I have a bad memory at the best of times. It gets worse when I engage in many activities at once. Its as if, in order to release processing capacity to engage in complex activities, my brain chooses to jettison memory.

Inevitably, my memory disability gets me into trouble. The other evening, a teaching colleague whom I respect greatly, phoned to say that she would be absent the next day. Could I pass a message on to my wife, who handles teacher absences in my school.

I thanked her for the notice and promised to pass it on. Of course, no sooner had the phone been returned to its cradle, I had forgotten. Next morning, in a moment of great panic, I realised I had forgotten and passed the message on, only just in time for a substitute teacher to be arranged.

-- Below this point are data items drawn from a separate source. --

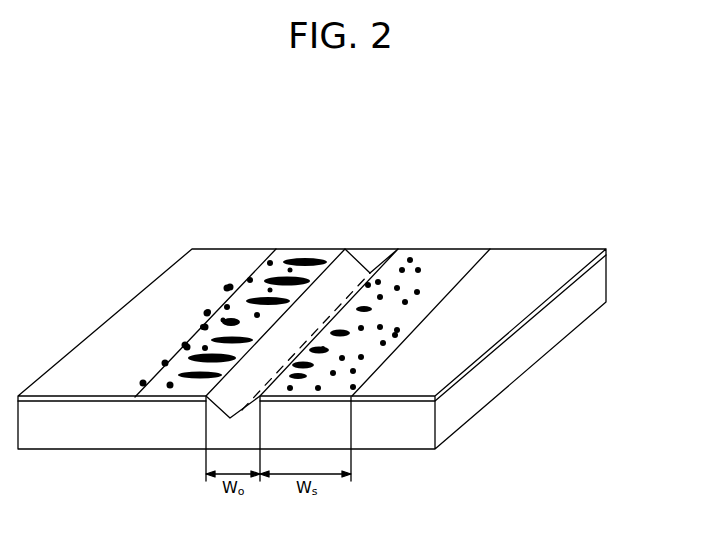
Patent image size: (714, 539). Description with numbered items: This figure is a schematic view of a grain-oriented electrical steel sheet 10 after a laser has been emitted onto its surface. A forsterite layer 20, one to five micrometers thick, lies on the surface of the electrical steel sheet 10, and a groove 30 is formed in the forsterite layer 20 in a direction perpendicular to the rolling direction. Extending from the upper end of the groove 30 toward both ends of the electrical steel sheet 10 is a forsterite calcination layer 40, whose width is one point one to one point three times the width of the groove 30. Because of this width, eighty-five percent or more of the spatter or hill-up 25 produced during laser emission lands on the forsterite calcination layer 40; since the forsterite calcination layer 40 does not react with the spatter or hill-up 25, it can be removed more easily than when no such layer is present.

The grain-oriented electrical steel sheet 10 is at (553, 341).
The forsterite layer 20 is at (606, 250).
The spatter or hill-up 25 is at (380, 313).
The groove 30 is at (218, 412).
The forsterite calcination layer 40 is at (390, 322).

My emotional reaction was extraordinary. I burst into tears. Of all the people I would never want to let down, this teacher was one. And the late notice put pressure on everyone in the process. But my mind went to the "what if" of having forgotten completely. A class without a teacher, the teacher panicking when called about their absence. The whole scenario overwhelmed me.

In a contemplative moment I reflected on how shitty I felt. Not discomfort, tiredness or pain - just plain shitty. And it didn't leave quickly.

Which led me to think what was going on, biologically. Loyalty to others is vital to maintain a community of humans. We would not be able to maintain large complex societies if it were not so. We develop, over our life, the capacity and framework for loyalty - and the main driver is pain and feeling shitty. Thus, the "silver lining" on this inherited behaviour is that it keeps is together.

This is not "Pollyanna" thinking. The good feeling we get is when we are valued and we value others. It would not be possible to have this without the shitty side, not because without contrast there is no definition, but by the mechanism that uses "feeling bad" to ensure that we have an opportunity to "feel good".

I can see natural extrapolations of this thesis. Without disgust, we would be happy to live in our own shit and hence lose the opportunity of ever "smelling the roses". Without pain, we would not be warned of life-threatening consequences of certain behaviour. Without despair, we would never value any system of thinking or moral position.

To say it another way - but for the mechanism of our minds that gives us pain, despair and disgust, we would never, as a species, arrive at a point where the beauty we see in our world would be physically possible. We would only be rats.

The next time you feel shitty, down, despairing or disgusted, don't turn to God and ask to be delivered from it - take out your Beethoven and play it and realise that, without what you feel now, none of the glory of what you hear would have been possible.